Mord wegen Maskenpflicht? Im Prozess um den tödlichen Schuss auf einen Tankstellenmitarbeiter hat der Angeklagte gestanden. Die Corona-Regeln hätten ihm zunehmend zugesetzt.
Ein halbes Jahr nach dem tödlichen Schuss auf einen Tankstellen-Mitarbeiter im Streit um die Corona-Maskenpflicht hat der Angeklagte die Tat gestanden. "Ich bereue sie zutiefst", erklärte der 50-Jährige vor dem Landgericht Bad Kreuznach in einer schriftlichen Stellungnahme, die von seinem Anwalt verlesen wurde. Erklären könne er sich sein Handeln bis heute nicht. Er sei sich der Schwere der Tat bewusst und bitte die Angehörigen des 20 Jahre alten Opfers um Entschuldigung.
Die Mutter des Getöteten verfolgte die Aussage des Angeklagten sichtlich erschüttert. Sie ist in dem Prozess als Nebenklägerin zugelassen.
Opfer forderte Angeklagten auf, Mundschutz zu tragen
Der Schütze schilderte, was sich am Abend des 18. September 2021 aus seiner Sicht in Idar-Oberstein (Rheinland-Pfalz) zugetragen hatte. Er habe vor der Tat zu viel getrunken "und die Sicherung ist durchgebrannt", berichtete der Angeklagte. Er habe bereits sieben bis acht Halbliter-Dosen Bier intus gehabt und sich an einer Tankstelle mit weiterem Bier eindecken wollen. Dort habe er sich provoziert gefühlt, weil der Tankstellen-Mitarbeiter ihn kategorisch auf die Maskenpflicht hingewiesen habe und ihm kein Bier verkaufen wollte.
Der Angeklagte habe sich deshalb an einer anderen Tankstelle damit versorgt. Zu Hause habe er sich immer mehr über das Verhalten des Tankstellen-Mitarbeiters aufgeregt. Er habe einen geladenen Revolver aus seinem Nachttisch geholt und sei erneut zu der Tankstelle gefahren mit dem Entschluss, den Angestellten zu erschießen, "um ein Zeichen zu setzen".
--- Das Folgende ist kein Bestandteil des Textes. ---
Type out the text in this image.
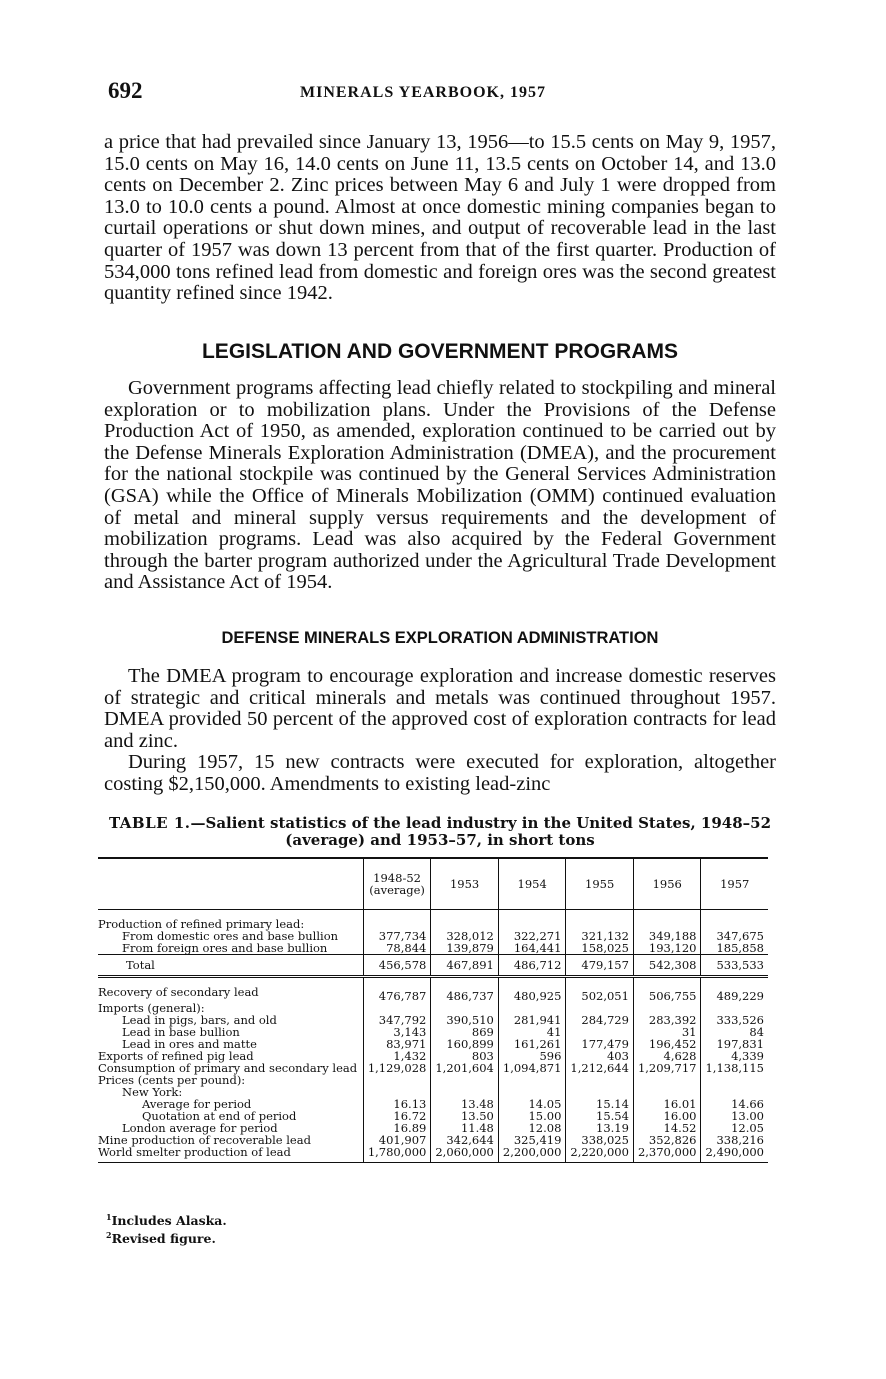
692	MINERALS YEARBOOK, 1957

a price that had prevailed since January 13, 1956—to 15.5 cents on May 9, 1957, 15.0 cents on May 16, 14.0 cents on June 11, 13.5 cents on October 14, and 13.0 cents on December 2. Zinc prices between May 6 and July 1 were dropped from 13.0 to 10.0 cents a pound. Almost at once domestic mining companies began to curtail operations or shut down mines, and output of recoverable lead in the last quarter of 1957 was down 13 percent from that of the first quarter. Production of 534,000 tons refined lead from domestic and foreign ores was the second greatest quantity refined since 1942.

LEGISLATION AND GOVERNMENT PROGRAMS

Government programs affecting lead chiefly related to stockpiling and mineral exploration or to mobilization plans. Under the Provisions of the Defense Production Act of 1950, as amended, exploration continued to be carried out by the Defense Minerals Exploration Administration (DMEA), and the procurement for the national stockpile was continued by the General Services Administration (GSA) while the Office of Minerals Mobilization (OMM) continued evaluation of metal and mineral supply versus requirements and the development of mobilization programs. Lead was also acquired by the Federal Government through the barter program authorized under the Agricultural Trade Development and Assistance Act of 1954.

DEFENSE MINERALS EXPLORATION ADMINISTRATION

The DMEA program to encourage exploration and increase domestic reserves of strategic and critical minerals and metals was continued throughout 1957. DMEA provided 50 percent of the approved cost of exploration contracts for lead and zinc.

During 1957, 15 new contracts were executed for exploration, altogether costing $2,150,000. Amendments to existing lead-zinc

TABLE 1.—Salient statistics of the lead industry in the United States, 1948–52 (average) and 1953–57, in short tons
	1948-52 (average)	1953	1954	1955	1956	1957

Production of refined primary lead:						
From domestic ores and base bullion	377,734	328,012	322,271	321,132	349,188	347,675
From foreign ores and base bullion	78,844	139,879	164,441	158,025	193,120	185,858
Total	456,578	467,891	486,712	479,157	542,308	533,533

Recovery of secondary lead	476,787	486,737	480,925	502,051	506,755	489,229
Imports (general):						
Lead in pigs, bars, and old	347,792	390,510	281,941	284,729	283,392	333,526
Lead in base bullion	3,143	869	41		31	84
Lead in ores and matte	83,971	160,899	161,261	177,479	196,452	197,831
Exports of refined pig lead	1,432	803	596	403	4,628	4,339
Consumption of primary and secondary lead	1,129,028	1,201,604	1,094,871	1,212,644	1,209,717	1,138,115
Prices (cents per pound):						
New York:						
Average for period	16.13	13.48	14.05	15.14	16.01	14.66
Quotation at end of period	16.72	13.50	15.00	15.54	16.00	13.00
London average for period	16.89	11.48	12.08	13.19	14.52	12.05
Mine production of recoverable lead	401,907	342,644	325,419	338,025	352,826	338,216
World smelter production of lead	1,780,000	2,060,000	2,200,000	2,220,000	2,370,000	2,490,000
$^1$Includes Alaska.
$^2$Revised figure.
"Hahn gespannnt und abgedrückt"
In der Tankstelle habe er seine Maske heruntergezogen, "die Waffe gezogen, den Hahn gespannt und abgedrückt". Was genau in seinem Kopf vorgegangen sei, daran erinnere er sich nicht mehr, antwortete der Angeklagte auf die Frage der Vorsitzenden Richterin Claudia Büch-Schmitz.
Der Angreifer leidet nach eigenen Worten an Asthma und einer Verengung der Luftröhre. Deshalb habe er keine Maske tragen wollen. Ein Attest, das ihn von der Maskenpflicht befreit hätte, habe er nicht gehabt, antwortete er der Richterin. Es sei ein "erniedrigender Gedanke" für ihn gewesen, seinen "Gesundheitszustand offenbaren" zu müssen.
Wegen der Corona-Regeln immer mehr isoliert
Er habe sich im Lauf der Monate immer mehr isoliert. Er habe sich in Internet-Foren informiert, immer mehr in einer "Blase" gelebt und sei auch sprachlich "verroht". Mit Blick auf die Corona-Maßnahmen und die Politiker fühte der Angeklagte hinzu:
Er habe das Gefühl gehabt, dass der Staat immer schärfer seine Bürger überwache "wie früher in der DDR". Die Familie des Angeklagten war Mitte der 1970er Jahre aus der DDR geflüchtet.
Anklage auch wegen unerlaubten Waffenbesitzes
Nach seiner Sicht waren die Corona-Beschränkungen auch dafür verantwortlich, dass er nicht zur Beerdigung seines Vaters habe gehen dürfen. Dieser habe sich nach einer schweren Krebserkrankung im Jahr 2020 erschossen und zuvor auch seine Frau - die Mutter des Angeklagten - mit einem Schuss ins Gesicht schwer verletzt. Auch sie habe er wegen der Auflagen nicht im Krankenhaus besuchen dürfen. Inzwischen sei die Mutter an Krebs gestorben. Der Revolver, mit dem er auf den Tankstellen-Mitarbeiter schoss, habe früher seinem Vater gehört.
Die Tat hatte bundesweit für Entsetzen gesorgt. Angeklagt ist der 50-jährige Deutsche auch wegen unerlaubten Waffenbesitzes. Die Anwälte hatten vor Beginn des Prozesses deutlich gemacht, dass sie Zweifel daran haben, dass bei der Tat die Mordmerkmale Heimtücke und niedrige Beweggründe erfüllt sind.